Calendula leaves can be added to salads – they have a distinctive taste that can add a kick to any salad plate.
This is an annual plant, so a fresh planting will be needed each year unless you leave a proportion of plants to self-seed.
Echinacea is a hardy herb that requires minimal care to grow successfully. As a perennial plant, once established it will grow year on year. Echinacea can be difficult to grow from seed. Luckily, you can buy medicinal herb plants like echinacea, which come pre-established.
The roots, leaves, and flowers of the echinacea plant can all be used for medicinal purposes. The type of harvesting will depend on which parts you wish to use. We recommend planting a few echinacea plants so that if you choose to use the roots of one or two, there will still be plenty left for later harvest.
These hardy annuals provide a stunning splash of color for borders, hanging baskets, and container planting, as well as having a number of culinary uses. The leaves, seeds, and flowers are all edible.
Although flowers can be harvested separately, it’s usually easier to harvest the entire plant. Nasturtium seeds are a particularly tasty delicacy – leave the flowers to seed and then harvest once the seeds have formed. Patience is a virtue when it comes to nasturtium seeds – the bigger they are when picked, the tastier they are. Bigger seeds are also more likely to germinate, should you wish to harvest seeds to plant next year.
Garlic chives are a perennial that can be harvested at almost any time of the year. Garlic chive leaves are the part of the plant that’s used. These can be cut to within about an inch of the ground for culinary or medicinal use. In time, the leaves will regrow, providing a fresh crop.

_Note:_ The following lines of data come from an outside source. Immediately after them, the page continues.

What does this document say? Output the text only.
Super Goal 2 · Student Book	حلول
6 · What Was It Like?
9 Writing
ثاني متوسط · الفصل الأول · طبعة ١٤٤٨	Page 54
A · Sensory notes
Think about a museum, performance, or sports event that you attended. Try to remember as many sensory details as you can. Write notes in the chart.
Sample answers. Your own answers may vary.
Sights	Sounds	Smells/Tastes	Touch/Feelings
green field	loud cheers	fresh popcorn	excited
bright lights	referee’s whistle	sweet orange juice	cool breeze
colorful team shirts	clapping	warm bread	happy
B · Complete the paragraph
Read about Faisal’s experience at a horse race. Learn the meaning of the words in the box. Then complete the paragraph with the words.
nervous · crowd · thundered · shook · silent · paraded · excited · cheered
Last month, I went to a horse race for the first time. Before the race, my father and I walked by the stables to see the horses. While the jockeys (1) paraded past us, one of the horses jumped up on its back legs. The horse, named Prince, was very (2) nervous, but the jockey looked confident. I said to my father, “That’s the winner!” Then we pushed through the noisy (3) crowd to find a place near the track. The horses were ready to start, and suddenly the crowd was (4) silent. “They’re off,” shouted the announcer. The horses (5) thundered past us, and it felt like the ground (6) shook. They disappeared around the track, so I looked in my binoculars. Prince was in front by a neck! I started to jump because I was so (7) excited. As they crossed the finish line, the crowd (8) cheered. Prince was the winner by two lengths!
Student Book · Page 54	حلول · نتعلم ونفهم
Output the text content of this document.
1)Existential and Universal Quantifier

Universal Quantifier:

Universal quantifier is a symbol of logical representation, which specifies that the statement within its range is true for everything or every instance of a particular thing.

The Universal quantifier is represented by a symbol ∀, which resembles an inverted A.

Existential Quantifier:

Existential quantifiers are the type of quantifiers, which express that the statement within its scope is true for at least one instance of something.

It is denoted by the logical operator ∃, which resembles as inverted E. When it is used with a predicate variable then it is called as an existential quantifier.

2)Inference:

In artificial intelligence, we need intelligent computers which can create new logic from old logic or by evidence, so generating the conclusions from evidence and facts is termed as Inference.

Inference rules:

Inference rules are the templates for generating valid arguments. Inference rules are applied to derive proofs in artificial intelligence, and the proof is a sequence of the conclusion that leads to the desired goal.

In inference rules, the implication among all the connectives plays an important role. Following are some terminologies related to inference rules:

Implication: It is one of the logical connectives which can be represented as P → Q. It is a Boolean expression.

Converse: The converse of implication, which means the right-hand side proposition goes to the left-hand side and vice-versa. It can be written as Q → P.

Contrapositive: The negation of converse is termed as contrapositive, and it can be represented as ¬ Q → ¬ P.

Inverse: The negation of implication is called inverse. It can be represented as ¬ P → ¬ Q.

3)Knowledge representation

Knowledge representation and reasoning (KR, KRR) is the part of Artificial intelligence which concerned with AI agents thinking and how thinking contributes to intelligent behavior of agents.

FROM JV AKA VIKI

Chives are best used fresh. Their long growing season means there’s less need to dry and store them in comparison with other herbs.
Yarrow flowers are commonly harvested for a range of purposes. Simply cut off the flowerheads when the flowers are fresh. Avoid over-blown or faded blooms. Yarrow is a perennial plant, so will grow from year to year provided its harvested sustainably.
Like many other perennial herbs, Yarrow doesn’t grow well from seed. We recommend buying established Yarrow plants to optimize the chances of a successful harvest.
Harvested correctly, medicinal herbs can provide a generous yield that can be used for a range of purposes. Well-established, healthy plants are going to give the best harvest, which is why we recommend buying medicinal herb plants.
Buying a healthy, established plant increases your chances of a successful harvest and removes the worry and uncertainty which can come from attempting to grow herbs from seed.